Rights, public health and the Constitution


    ‘Despite the creativity of Joyce Bernal, we doubt if this would be more interesting than the bland 1 a.m. meetings of the Inter-agency Task Force, recorded by the Palace…’

    TODAY, if plans do not miscarry, President Duterte will personally go to the Batasang Pambansa building and deliver his 5th State of the Nation Address (SONA) before a joint session of Congress. Due to the ongoing COVID-19 pandemic, only a sparse group of representatives will be on hand to hear speech. Security and health protocols have been laid out quite sternly, as expected in any presidential outing, especially this very important one, even in normal times when there is no pandemic.

    True to his unquestioned loyalty, DILG Secretary Eduardo Año has countermanded the Philippine National Police’s maximum tolerance policy which it tries to adhere to during rallies and mass demonstrations. On July 23, four days before the scheduled SONA, Año issued a directive to all local government units to deny any rally permit application during Duterte’s SONA. This unnumbered advisory is in fact being cited by Quezon City Mayor Joy Belmonte in upping the protest resistance, pushing rallyists further away from the Batasan to the UP Diliman area.

    Año and the police will most likely seek the legal cover of social distancing, etc. under the Bayanihan to Heal as One law, a measure that has already lapsed. But who will dare argue legal issues with baton-wielding cops in the midst of a riotous rally? Then, the PNP can still invoke local ordinances on the wearing of face masks, keeping physical distance among people in public places, etc. in view of the pandemic.

    Where protests against the President are concerned, Año and the Inter-Agency Task Force are fast to act in enforcing protocols on public health. But in the case of the motley crowd of locally stranded individuals awaiting transportation to the provinces at the Rizal Memorial Stadium, Año and the Inter-Agency Task Force have not shown a modicum of concern.

    Two government officials sharing their thoughts on the issue show at least that this government will not readily trample on the Constitution even with the convenient excuse provided by the coronavirus.

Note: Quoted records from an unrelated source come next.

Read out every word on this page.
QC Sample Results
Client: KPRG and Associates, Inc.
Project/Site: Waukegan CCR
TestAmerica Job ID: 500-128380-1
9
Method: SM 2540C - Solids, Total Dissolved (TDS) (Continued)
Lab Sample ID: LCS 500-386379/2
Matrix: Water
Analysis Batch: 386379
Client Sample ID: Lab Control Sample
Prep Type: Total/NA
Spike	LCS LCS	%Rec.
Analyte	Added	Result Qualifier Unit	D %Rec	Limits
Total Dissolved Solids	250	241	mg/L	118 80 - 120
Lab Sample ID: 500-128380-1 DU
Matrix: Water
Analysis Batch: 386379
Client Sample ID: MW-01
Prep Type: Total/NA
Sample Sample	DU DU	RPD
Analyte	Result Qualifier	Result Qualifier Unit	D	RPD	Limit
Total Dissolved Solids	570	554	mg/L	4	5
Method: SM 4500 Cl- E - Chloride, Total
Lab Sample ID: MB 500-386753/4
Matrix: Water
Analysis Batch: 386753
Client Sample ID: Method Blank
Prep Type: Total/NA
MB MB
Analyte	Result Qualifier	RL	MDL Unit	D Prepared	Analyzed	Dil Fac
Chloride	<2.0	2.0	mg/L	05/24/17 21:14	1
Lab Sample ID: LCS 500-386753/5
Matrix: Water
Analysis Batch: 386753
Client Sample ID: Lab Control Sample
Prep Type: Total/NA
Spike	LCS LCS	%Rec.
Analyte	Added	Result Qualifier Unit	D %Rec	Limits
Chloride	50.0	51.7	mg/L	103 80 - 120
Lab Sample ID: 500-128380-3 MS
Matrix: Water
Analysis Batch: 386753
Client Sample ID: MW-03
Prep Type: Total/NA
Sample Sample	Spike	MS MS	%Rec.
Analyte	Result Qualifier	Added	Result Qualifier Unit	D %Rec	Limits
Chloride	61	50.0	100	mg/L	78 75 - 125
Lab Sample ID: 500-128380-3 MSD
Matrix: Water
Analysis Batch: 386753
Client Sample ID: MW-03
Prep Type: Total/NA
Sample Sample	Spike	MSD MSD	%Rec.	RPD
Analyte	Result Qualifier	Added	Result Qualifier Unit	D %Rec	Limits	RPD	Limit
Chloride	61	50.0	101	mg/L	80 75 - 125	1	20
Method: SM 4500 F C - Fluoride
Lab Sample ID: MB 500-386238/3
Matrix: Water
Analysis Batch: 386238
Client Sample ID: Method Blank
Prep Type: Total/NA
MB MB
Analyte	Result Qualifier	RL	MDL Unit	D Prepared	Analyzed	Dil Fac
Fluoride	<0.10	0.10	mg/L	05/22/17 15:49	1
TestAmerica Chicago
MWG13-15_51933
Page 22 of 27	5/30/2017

Justice Secretary Menardo Guevarra affirmed that the right to peaceably assemble is enshrined in the Constitution and everybody should follow.

    Jacqueline de Guia of the Commission on Human Rights (CHR) supported this position, and why wouldn’t she when her commission is in charge of exactly that — defending the human rights of Filipinos. De Guia is correct in saying that freedom of expression, the freedom of assembly, are protected by the Charter and other existing laws, including the Public Assembly Act or Batas Pambansa 880.

    We have had many SONAs, from President Ferdinand Marcos to Duterte, and each one was inevitably held with groups of noisy and disgruntled Filipinos outside the legislature. The activity in Congress is expected by many to start and end without any incident, as many Filipinos consider these rallies as no big deal, only traffic bottlenecks, yet Año chose to display his dogged loyalty to Duterte, and mess up the soup. Now that the Secretary of Interior and Local Government has taken an unnecessary combative stance, the more the protesters’ rage has been stoked, and the fire of indignation has surged.

    What do we want or expect to hear from President Duterte in this year’s SONA? Despite the creativity of Joyce Bernal, we doubt if this would be more interesting than the bland 1 a.m. meetings of the Inter-agency Task Force, recorded by the Palace, but aired on nationwide TV up to 3 a.m. when most everybody is asleep.